第29章 有本事的吃大头,没本事的吃苦头 (第2/3页)
摸狗的事,影响很坏。但我们都是老相识了,所以才好说话。”
“是是是,王队说得对。我一定严加管教,保证没有下次。”
林凤娇笑着点头,又从口袋里掏出半包万宝路,抽出一支递给黑脸汉子和身后三个人,自己也点上一支。
火柴划亮,瞬间照亮两人对视的脸。
黑脸汉子深吸一口烟,吐出灰白的烟雾,终于松口:
“行吧,看在你面子上,这次就算了。
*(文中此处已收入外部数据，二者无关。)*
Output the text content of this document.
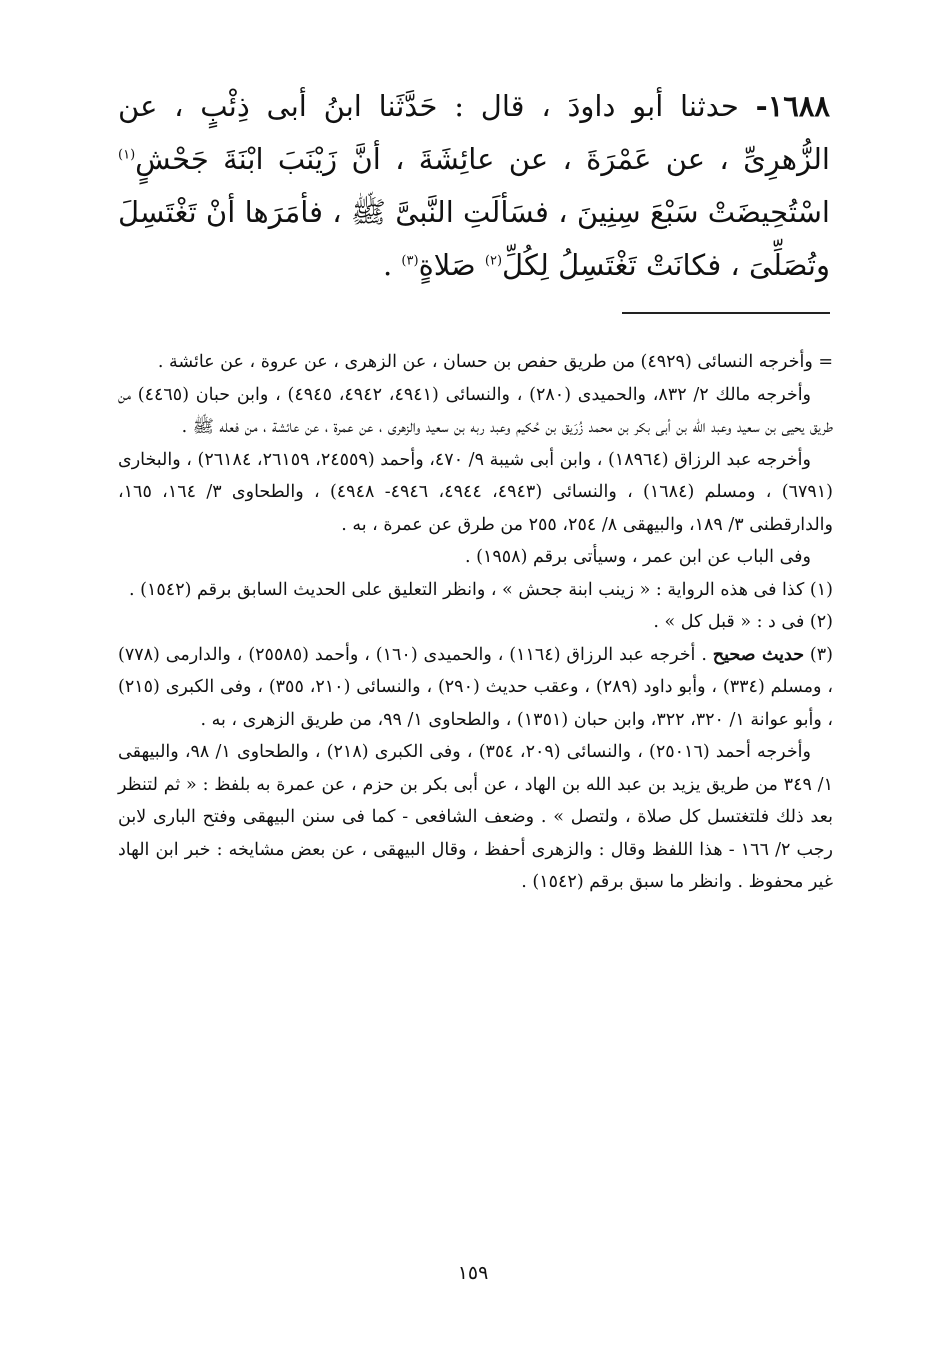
١٦٨٨- حدثنا أبو داودَ ، قال : حَدَّثَنا ابنُ أبى ذِئْبٍ ، عن الزُّهرِىِّ ، عن عَمْرَةَ ، عن عائِشَةَ ، أنَّ زَيْنَبَ ابْنَةَ جَحْشٍ$^{(١)}$ اسْتُحِيضَتْ سَبْعَ سِنِينَ ، فسَألَتِ النَّبىَّ ﷺ ، فأمَرَها أنْ تَغْتَسِلَ وتُصَلِّىَ ، فكانَتْ تَغْتَسِلُ لِكُلِّ$^{(٢)}$ صَلاةٍ$^{(٣)}$ .

= وأخرجه النسائى (٤٩٢٩) من طريق حفص بن حسان ، عن الزهرى ، عن عروة ، عن عائشة .

وأخرجه مالك ٢/ ٨٣٢، والحميدى (٢٨٠) ، والنسائى (٤٩٤١، ٤٩٤٢، ٤٩٤٥) ، وابن حبان (٤٤٦٥) من طريق يحيى بن سعيد وعبد الله بن أبى بكر بن محمد زُرَيق بن حُكيم وعبد ربه بن سعيد والزهرى ، عن عمرة ، عن عائشة ، من فعله ﷺ .

وأخرجه عبد الرزاق (١٨٩٦٤) ، وابن أبى شيبة ٩/ ٤٧٠، وأحمد (٢٤٥٥٩، ٢٦١٥٩، ٢٦١٨٤) ، والبخارى (٦٧٩١) ، ومسلم (١٦٨٤) ، والنسائى (٤٩٤٣، ٤٩٤٤، ٤٩٤٦- ٤٩٤٨) ، والطحاوى ٣/ ١٦٤، ١٦٥، والدارقطنى ٣/ ١٨٩، والبيهقى ٨/ ٢٥٤، ٢٥٥ من طرق عن عمرة ، به .

وفى الباب عن ابن عمر ، وسيأتى برقم (١٩٥٨) .

(١) كذا فى هذه الرواية : « زينب ابنة جحش » ، وانظر التعليق على الحديث السابق برقم (١٥٤٢) .

(٢) فى د : « قبل كل » .

(٣) حديث صحيح . أخرجه عبد الرزاق (١١٦٤) ، والحميدى (١٦٠) ، وأحمد (٢٥٥٨٥) ، والدارمى (٧٧٨) ، ومسلم (٣٣٤) ، وأبو داود (٢٨٩) ، وعقب حديث (٢٩٠) ، والنسائى (٢١٠، ٣٥٥) ، وفى الكبرى (٢١٥) ، وأبو عوانة ١/ ٣٢٠، ٣٢٢، وابن حبان (١٣٥١) ، والطحاوى ١/ ٩٩، من طريق الزهرى ، به .

وأخرجه أحمد (٢٥٠١٦) ، والنسائى (٢٠٩، ٣٥٤) ، وفى الكبرى (٢١٨) ، والطحاوى ١/ ٩٨، والبيهقى ١/ ٣٤٩ من طريق يزيد بن عبد الله بن الهاد ، عن أبى بكر بن حزم ، عن عمرة به بلفظ : « ثم لتنظر بعد ذلك فلتغتسل كل صلاة ، ولتصل » . وضعف الشافعى - كما فى سنن البيهقى وفتح البارى لابن رجب ٢/ ١٦٦ - هذا اللفظ وقال : والزهرى أحفظ ، وقال البيهقى ، عن بعض مشايخه : خبر ابن الهاد غير محفوظ . وانظر ما سبق برقم (١٥٤٢) .

١٥٩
以后要是再发现……”
他转头对那两个瘫在地上的年轻人喝道,“那是何南人的东西,记住了?!”
“听见了听见了!谢谢同志!谢谢嫂子!”
两个年轻人如蒙大赦,连连鞠躬。
黑脸汉子又扫了一眼院子里噤若寒蝉的众人。
灯泡光和手电筒的光线下,一张张脸孔写满了紧张、畏惧和小心翼翼。
他挥了挥手里的橡胶棍:“都散了!晚上别到处乱跑!”
说完,带着手下转身走了。
脚步声渐远,手电筒的光柱在土路上晃动,最终消失在棚寮区西面下山路的拐角。
人群安静了几秒,然后“嗡”的一声,议论声才像解冻的河水般重新流淌起来。
有人松了口气,有人低声骂那俩惹事的,有人摇摇头回屋去了。
那两个年轻人瘫坐在地上,后怕地抹着冷汗,衣服后背湿了一大片。
林凤娇脸上的笑容淡去,恢复了平时的精明与冷淡。
她看着那俩人,语气没什么温度:“进来,把事情说清楚。那条烟钱算在你们头上。再有下次,我也保不住你们。”
人群里,李卫东和林秀英对视了一眼。
李卫东低声对张建国说:“叔,我去看看。”
张建国点点头:“去吧,听听也好,长见识。”
李卫东起身,林秀英也默默跟上,像猫一样,走在他身边半步后。
有些好奇的、或者想摸清门道的,也三三两两跟着往铺仔走去。
铺仔里点着一盏二十瓦的灯泡,光线比煤油灯亮,但依旧昏黄。
林凤娇已经坐在了办公桌后面。
依旧是张老旧的木桌,漆面斑驳,上面摆着个铁皮文件盒、一个印着“奖”字的搪瓷缸。
她脸色沉静,看不出喜怒,指间那根万宝路烟一点点燃着,也没抽。
那两个惹事的年轻人垂头丧气地站在桌前,旁边围了几个小弟,阿强也在其中。
门口和窗外,挤着些看热闹的人。
林凤娇吸了口烟,吐出烟雾,才缓缓开口,也没有驱赶外面的人:
“说吧,到底怎么回事?仔仔细细说,别漏了。”
稍高点的年轻人,声音还带着颤:“嫂子,我们……我们真不是故意的。
就是看草埔那边新开的工厂后面有些废品……我们就想着捡点,当废铁卖。没想到……那会是何南佬的地盘,我们刚捡了两根,就被他们的人盯上了,说我们偷东西……”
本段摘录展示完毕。